DARK PLUMS– my first novel

“DARK PLUMS reminds me of places where I used to cruise,” said my brother many long years after the novel was published .

It tells the story of a naïve young girl who falls under the sway of an artist-pimp in a desperate search for love.

Times Square in the Fifties. In all its sordid glory

Adrianne is naïve, ignorant of the ways of the world.  In her background are an emotionally cold mother, a distant father, and a hunger for love that she has all too rarely experienced. She is so desperate for human touch and tenderness that she is blind to reality

Soon after the incident below, she falls under the sway of a painter, an artist who persuades her to prostitute herself to support him so that he can pursue his artistic ambitions.

 

July, 1959

A man in a pale green shirt was watching her. She could feel his gaze as she walked along Broadway in the steamy afternoon heat… When the light changed, the man crossed the street, following her as she made her way uptown towards the Forty-Ninth Street subway stop…Noise of traffic and people, blaring music from a record shop… As she slowed down to glance at her reflection in a window, the man overtook her. “Hello there,” he said. With his small eyes and narrow, reddish face, he reminded her of an animal had been trapped underground. Transfixed, Adrianne stood absolutely still while people continued to press around them Then he reached out and held one of her hands. Empty and lightheaded as she was feeling, there was comfort in his touch. When he moved a stop closer, she fought an urge to press herself against him. His warmth was protection against the waves of human electricity all around them. However, she tried to wrench away. But he only gripped her more firmly.

“Come, follow me.”

His voice was commanding, with a rough edge, and in spite of  herself she wanted him to hold her and soothe the anguish inside her, even if it were only for an instant….oh, this was crazy, she knew. Yet she felt as if the crowd all around her could suck her into itself and leave her hollow as a gourd, while the stranger’s touched defined her body and gave her a sensation of being solid.
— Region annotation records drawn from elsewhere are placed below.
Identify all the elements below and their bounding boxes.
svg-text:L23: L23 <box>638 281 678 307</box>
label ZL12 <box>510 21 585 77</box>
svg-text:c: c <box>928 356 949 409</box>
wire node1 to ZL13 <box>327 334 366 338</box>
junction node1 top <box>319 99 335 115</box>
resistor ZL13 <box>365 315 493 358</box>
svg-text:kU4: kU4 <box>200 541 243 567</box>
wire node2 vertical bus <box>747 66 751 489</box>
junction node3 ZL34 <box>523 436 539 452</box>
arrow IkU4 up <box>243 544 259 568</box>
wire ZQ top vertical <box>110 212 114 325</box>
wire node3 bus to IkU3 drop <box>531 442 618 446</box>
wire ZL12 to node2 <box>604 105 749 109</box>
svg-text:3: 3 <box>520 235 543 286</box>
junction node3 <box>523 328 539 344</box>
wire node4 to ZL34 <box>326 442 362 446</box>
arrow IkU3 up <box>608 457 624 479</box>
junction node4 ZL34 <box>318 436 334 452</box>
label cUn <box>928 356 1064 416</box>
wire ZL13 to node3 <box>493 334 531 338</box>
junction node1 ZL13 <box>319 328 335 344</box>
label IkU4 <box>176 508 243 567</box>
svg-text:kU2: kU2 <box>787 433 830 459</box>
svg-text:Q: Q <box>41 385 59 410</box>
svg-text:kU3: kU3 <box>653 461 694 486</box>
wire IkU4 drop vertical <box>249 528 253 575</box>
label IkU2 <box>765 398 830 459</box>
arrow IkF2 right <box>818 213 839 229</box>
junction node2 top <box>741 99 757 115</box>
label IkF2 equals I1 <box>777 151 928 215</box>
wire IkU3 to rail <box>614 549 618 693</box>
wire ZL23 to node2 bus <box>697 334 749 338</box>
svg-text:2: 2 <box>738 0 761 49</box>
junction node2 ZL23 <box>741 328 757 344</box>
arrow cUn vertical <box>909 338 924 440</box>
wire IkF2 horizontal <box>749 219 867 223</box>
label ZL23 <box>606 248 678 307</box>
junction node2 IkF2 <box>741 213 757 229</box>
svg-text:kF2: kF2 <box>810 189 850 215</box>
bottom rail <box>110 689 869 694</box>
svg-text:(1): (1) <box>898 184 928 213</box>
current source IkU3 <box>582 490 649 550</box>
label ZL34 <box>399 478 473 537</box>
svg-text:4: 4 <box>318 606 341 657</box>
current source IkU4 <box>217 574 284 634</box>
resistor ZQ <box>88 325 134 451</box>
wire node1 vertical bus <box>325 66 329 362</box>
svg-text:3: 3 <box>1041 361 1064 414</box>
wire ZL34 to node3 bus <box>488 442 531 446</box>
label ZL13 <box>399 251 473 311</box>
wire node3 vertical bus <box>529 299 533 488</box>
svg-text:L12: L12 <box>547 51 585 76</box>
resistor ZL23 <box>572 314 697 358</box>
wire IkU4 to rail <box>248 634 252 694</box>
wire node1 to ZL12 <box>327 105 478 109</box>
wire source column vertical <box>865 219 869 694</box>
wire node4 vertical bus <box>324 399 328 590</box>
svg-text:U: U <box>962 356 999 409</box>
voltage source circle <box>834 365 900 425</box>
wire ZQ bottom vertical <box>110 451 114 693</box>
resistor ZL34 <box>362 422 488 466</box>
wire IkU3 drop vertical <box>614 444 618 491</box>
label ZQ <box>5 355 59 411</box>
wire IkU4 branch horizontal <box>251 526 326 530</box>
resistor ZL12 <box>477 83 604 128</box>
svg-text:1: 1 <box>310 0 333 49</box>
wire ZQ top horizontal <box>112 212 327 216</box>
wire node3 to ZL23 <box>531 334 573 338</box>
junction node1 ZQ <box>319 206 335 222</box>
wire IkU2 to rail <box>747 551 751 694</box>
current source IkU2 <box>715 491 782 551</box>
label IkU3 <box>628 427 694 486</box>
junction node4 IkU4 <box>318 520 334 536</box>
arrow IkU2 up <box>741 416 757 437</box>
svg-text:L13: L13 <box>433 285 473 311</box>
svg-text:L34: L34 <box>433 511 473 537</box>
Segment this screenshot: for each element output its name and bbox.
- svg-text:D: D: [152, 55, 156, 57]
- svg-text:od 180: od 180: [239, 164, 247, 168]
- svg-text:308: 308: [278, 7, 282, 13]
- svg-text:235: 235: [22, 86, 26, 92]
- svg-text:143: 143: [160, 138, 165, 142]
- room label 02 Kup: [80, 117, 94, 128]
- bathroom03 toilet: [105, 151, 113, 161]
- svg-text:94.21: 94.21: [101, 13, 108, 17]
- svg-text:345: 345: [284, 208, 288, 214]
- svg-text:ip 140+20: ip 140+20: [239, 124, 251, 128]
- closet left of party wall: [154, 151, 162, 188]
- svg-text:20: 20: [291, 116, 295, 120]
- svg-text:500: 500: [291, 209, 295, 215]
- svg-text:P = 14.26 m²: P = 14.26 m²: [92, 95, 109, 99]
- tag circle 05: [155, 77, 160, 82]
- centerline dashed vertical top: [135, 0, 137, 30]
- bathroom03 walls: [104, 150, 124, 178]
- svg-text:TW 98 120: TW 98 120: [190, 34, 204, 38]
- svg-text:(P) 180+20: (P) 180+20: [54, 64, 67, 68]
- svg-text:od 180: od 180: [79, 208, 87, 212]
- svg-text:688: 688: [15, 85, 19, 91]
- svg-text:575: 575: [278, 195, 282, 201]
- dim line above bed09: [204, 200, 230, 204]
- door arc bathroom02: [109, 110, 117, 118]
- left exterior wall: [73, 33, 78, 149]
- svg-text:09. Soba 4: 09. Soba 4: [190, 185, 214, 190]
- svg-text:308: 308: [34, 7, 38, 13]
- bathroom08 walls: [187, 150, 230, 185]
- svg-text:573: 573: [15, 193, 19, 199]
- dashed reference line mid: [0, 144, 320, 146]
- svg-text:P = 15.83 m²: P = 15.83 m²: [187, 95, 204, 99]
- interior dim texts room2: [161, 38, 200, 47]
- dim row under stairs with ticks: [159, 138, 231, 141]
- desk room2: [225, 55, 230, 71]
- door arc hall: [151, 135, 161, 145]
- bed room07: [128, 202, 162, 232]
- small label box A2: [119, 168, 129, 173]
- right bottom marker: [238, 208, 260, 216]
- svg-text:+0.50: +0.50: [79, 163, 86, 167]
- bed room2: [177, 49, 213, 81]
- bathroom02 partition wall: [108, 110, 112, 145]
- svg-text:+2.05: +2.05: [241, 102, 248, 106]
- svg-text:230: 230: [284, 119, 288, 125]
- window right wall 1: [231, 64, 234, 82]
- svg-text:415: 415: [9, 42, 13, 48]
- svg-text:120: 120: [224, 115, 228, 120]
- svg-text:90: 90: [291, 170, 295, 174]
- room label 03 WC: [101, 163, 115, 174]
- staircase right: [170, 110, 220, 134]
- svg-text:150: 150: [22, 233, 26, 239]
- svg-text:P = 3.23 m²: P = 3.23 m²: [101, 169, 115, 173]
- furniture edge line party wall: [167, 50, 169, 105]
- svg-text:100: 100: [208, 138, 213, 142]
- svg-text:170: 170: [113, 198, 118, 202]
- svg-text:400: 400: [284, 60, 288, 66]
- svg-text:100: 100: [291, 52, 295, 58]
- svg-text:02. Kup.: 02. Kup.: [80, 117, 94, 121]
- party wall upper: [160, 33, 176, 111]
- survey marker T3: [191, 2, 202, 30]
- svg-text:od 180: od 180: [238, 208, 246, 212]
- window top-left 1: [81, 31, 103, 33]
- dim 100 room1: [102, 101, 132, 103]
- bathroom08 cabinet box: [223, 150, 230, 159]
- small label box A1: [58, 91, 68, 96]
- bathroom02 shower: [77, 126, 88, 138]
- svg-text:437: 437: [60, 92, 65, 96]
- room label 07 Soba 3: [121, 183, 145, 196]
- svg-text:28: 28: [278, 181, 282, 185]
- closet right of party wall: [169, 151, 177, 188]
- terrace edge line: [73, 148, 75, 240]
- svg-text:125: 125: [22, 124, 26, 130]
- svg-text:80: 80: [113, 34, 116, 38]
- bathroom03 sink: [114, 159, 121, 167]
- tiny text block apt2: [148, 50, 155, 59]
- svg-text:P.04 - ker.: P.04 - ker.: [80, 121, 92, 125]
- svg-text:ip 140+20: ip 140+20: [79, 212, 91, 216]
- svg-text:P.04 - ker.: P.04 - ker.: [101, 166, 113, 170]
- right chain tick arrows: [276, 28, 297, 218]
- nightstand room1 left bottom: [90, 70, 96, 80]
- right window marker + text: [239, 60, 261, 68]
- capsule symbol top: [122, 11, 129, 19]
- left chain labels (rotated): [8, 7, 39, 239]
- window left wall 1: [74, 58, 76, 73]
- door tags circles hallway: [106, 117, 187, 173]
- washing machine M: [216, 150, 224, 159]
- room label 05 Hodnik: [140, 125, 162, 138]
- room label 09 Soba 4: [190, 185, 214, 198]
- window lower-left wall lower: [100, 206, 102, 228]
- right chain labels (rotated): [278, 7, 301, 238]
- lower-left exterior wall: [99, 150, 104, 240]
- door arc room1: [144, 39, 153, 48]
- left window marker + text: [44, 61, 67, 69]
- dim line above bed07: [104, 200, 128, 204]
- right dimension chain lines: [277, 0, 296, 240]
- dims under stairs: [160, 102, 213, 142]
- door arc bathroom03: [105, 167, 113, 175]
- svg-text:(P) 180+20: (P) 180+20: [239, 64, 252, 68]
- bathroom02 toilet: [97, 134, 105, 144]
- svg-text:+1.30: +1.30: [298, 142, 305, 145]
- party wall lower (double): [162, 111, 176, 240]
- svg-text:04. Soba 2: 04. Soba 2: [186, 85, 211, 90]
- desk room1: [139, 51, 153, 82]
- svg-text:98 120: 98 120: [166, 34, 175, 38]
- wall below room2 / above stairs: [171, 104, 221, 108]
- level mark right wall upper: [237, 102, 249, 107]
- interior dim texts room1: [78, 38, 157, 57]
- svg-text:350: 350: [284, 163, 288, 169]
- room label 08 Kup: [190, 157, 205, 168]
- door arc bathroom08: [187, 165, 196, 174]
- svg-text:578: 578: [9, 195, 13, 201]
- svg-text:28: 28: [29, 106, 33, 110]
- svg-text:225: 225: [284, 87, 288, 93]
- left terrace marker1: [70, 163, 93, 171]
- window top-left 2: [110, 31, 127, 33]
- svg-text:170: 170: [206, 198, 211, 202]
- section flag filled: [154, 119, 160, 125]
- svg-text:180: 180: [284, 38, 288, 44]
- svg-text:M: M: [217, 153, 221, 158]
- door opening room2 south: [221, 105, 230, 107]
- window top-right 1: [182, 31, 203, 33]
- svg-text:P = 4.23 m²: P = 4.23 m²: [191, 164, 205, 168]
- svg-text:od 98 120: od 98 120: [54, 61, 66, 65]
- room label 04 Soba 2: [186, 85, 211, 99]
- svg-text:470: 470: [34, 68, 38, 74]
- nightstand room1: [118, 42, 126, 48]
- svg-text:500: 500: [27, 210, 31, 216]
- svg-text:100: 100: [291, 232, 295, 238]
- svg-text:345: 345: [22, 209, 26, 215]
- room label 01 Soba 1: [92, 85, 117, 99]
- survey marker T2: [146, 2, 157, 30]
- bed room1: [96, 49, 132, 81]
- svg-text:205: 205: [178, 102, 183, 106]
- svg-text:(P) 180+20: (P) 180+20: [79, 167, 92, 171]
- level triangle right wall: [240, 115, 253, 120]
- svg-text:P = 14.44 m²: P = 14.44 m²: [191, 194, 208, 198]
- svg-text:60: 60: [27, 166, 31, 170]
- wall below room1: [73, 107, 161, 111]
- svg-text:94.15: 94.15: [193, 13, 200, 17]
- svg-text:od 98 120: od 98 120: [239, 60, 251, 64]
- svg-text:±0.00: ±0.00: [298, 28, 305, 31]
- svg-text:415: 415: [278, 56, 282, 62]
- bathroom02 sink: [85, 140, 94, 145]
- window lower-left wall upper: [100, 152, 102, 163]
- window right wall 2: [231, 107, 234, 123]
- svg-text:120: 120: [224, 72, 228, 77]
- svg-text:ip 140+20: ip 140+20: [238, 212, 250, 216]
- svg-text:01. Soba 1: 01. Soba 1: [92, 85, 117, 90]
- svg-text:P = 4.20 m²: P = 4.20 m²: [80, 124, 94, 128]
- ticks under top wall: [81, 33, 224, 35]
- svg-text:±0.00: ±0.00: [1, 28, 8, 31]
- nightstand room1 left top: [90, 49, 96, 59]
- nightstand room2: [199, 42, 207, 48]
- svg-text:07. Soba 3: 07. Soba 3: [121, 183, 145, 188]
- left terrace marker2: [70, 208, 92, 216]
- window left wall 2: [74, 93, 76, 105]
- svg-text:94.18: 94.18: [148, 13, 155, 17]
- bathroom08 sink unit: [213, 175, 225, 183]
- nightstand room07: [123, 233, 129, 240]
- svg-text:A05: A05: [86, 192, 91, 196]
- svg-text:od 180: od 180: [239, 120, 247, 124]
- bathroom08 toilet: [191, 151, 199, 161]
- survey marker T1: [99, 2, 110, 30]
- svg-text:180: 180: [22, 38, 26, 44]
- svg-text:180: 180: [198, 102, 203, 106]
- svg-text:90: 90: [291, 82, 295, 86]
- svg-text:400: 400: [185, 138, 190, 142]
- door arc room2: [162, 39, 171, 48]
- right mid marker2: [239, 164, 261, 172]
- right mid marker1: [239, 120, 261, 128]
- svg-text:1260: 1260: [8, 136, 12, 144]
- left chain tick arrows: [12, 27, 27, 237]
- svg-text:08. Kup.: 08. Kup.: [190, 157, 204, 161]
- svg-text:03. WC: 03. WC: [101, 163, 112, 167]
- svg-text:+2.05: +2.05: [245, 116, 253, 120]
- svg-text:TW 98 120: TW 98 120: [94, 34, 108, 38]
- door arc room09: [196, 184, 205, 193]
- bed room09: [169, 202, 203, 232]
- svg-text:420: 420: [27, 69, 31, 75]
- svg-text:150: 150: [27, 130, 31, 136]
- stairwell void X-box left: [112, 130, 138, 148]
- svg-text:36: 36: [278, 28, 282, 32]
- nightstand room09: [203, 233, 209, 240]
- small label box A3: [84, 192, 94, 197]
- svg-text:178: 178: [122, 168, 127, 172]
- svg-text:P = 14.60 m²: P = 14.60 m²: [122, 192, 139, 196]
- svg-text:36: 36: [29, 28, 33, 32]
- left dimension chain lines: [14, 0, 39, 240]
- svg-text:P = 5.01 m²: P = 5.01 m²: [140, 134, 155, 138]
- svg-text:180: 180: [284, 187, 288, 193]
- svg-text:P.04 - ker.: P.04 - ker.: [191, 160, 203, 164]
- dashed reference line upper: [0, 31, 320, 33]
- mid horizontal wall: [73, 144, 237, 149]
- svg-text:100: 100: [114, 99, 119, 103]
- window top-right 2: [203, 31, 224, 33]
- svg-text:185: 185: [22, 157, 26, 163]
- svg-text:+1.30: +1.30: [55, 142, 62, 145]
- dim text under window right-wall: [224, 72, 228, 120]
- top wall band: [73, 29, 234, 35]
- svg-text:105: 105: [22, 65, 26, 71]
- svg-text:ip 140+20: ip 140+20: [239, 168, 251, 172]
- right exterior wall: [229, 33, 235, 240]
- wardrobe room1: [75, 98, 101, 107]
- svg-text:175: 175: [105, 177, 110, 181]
Discarding all caution, she went with him to a hotel room which had peeling cream-colored walls.

Then he asked with seeming casualness, “Do you need money.”

Adrianne laughed. On an impulse, she said “Yes”

“How much?”

“Twenty-five dollars would help.”

With the money she could buy the beautiful dark dress she’d seen in a Macy’s window.

She felt giddy in the dim light which seeped in through the closed Venetian blinds.

“Do you know that asking or money is prostitution? I can have you arrested.” His voice had grown menacing.

“If you’re a cop, let me see your I.D.”

“Don’t get fresh. You’ll regret it.”

Maybe he was crazy.

She’d better do what he wanted or he might hurt or even kill her. Why had she come here with him?…

She floated above both their bodies. She saw herself—a plump, flushed girl with bleached hair spread out in a tangled mass over the pillow and she watched him—a rabbity man, pump away at her…

Afterwards when he dozed off, she made her escape, fleeing with shoes and stockings in hand.

 

 

IDENTITY

Pierre Janet, French philosopher and psychologist, wrote in 1889, “Personal unity, identity, and initiative are not primitive characteristics of psychological life. They are incomplete results acquired with difficulty after long work, and they are very fragile.”

I began to realize how the mirrors of other people and of the surrounding culture created a self that at the age of 18 lacked a sense of boundaries, a core, a sense of what violation was. Writing was initially an act of rage, an attempt to integrate what lay beneath the surface. It was an attempt to create wholeness within myself, to understand what had formed me and those close to me.